At AquaMobile, we want to educate everyone on the importance of water safety. In this article, we’ll give you the information you need about life jacket expiration and how to tell when it’s time for an upgrade.
Do Life Jackets Expire?
There are various types of life jackets, the most common being foam life jackets and inflatable life jackets. Technically, the life jacket itself does not expire. It’s the material within the vest that loses it ability to retain buoyancy when in water over time.
The material in a foam life jacket is susceptible to damage and lower buoyancy due to regular wear and tear. This can heavily affect how it performs and protects the user when they’re in the water. Make sure to store your PFDs in dry cool areas and only use them for their intended purpose.
Inflatable life jackets use a carbon dioxide (CO2) tank to inflate themselves. It’s important to check the recommended tank replacement date before purchasing an inflatable life jacket. These tanks usually have a 1-3 year life span. It’s also important to examine the tank for any damage, dirt, or corrosion every few months.

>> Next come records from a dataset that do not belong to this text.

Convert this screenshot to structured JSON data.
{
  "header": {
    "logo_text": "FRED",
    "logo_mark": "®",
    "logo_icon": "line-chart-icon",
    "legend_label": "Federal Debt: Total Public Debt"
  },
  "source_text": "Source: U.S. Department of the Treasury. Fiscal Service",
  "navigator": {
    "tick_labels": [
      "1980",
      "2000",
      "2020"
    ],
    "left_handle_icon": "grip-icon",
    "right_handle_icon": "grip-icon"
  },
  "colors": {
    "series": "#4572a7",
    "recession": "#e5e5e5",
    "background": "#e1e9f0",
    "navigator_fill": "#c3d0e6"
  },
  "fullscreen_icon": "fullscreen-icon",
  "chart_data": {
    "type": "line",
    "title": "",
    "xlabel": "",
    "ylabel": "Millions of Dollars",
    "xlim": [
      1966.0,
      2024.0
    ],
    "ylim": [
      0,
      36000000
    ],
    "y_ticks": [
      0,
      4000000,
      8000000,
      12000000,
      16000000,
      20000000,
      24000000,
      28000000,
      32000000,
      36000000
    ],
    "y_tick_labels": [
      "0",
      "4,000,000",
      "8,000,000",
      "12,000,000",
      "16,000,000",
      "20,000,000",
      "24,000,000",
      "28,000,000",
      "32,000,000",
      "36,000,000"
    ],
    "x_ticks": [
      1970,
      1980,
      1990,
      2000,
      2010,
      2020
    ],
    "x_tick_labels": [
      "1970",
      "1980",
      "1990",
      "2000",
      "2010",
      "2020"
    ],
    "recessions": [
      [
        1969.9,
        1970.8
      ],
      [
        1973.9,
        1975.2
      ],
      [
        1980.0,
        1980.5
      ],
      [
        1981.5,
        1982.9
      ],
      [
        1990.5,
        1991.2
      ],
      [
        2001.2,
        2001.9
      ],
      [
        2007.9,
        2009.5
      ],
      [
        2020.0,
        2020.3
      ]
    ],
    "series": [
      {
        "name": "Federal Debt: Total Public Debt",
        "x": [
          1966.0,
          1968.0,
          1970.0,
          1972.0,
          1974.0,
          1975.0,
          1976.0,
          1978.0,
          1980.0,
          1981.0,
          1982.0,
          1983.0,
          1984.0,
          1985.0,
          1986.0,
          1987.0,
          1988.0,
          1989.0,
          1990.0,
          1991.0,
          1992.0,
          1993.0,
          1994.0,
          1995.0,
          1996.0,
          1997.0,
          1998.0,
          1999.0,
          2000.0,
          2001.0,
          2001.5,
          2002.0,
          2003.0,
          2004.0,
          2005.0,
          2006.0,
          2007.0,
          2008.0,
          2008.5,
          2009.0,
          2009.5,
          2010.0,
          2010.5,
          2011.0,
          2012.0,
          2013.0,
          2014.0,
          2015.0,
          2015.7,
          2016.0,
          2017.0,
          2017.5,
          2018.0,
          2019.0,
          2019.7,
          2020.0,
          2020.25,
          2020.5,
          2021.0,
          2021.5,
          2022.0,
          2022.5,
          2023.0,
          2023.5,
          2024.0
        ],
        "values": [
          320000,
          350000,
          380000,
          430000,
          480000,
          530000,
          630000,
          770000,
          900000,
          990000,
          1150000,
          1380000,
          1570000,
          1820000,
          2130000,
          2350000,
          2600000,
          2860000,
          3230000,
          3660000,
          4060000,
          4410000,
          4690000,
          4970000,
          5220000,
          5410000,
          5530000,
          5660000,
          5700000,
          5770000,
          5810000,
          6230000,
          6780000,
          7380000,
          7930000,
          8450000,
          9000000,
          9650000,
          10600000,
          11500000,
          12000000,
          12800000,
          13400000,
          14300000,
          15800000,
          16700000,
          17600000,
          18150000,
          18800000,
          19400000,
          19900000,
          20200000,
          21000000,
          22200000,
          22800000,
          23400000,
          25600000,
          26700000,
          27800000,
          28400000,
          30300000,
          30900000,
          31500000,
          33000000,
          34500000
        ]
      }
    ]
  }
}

How to Test Your Life Jackets
If you have a life jacket around your home, whether a foam or inflatable one, that hasn’t been worn in a long time it’s best to test it before you take it out on a boating trip or swim.
You can test foam life jackets by simply putting them on and floating in calm or confined water conditions. The vest should fit properly, when you float in the water. It should not rise up over your shoulders when your are in the water. If you cannot float safely with the life jacket, it can mean that the foam inside has lost its buoyancy and the jacket should be replaced.
In the case of an inflatable life jacket, the process is the same. It should fit snug (but not overly constricted). Instead of testing the foam buoyancy, in this case you must check the CO2 tank expiration.
Before you head out to the water:
- Check your life jacket expiration date.
- Test your life jackets.
- Replace it if it can’t be used!
We hope these tips help you stay safe this summer!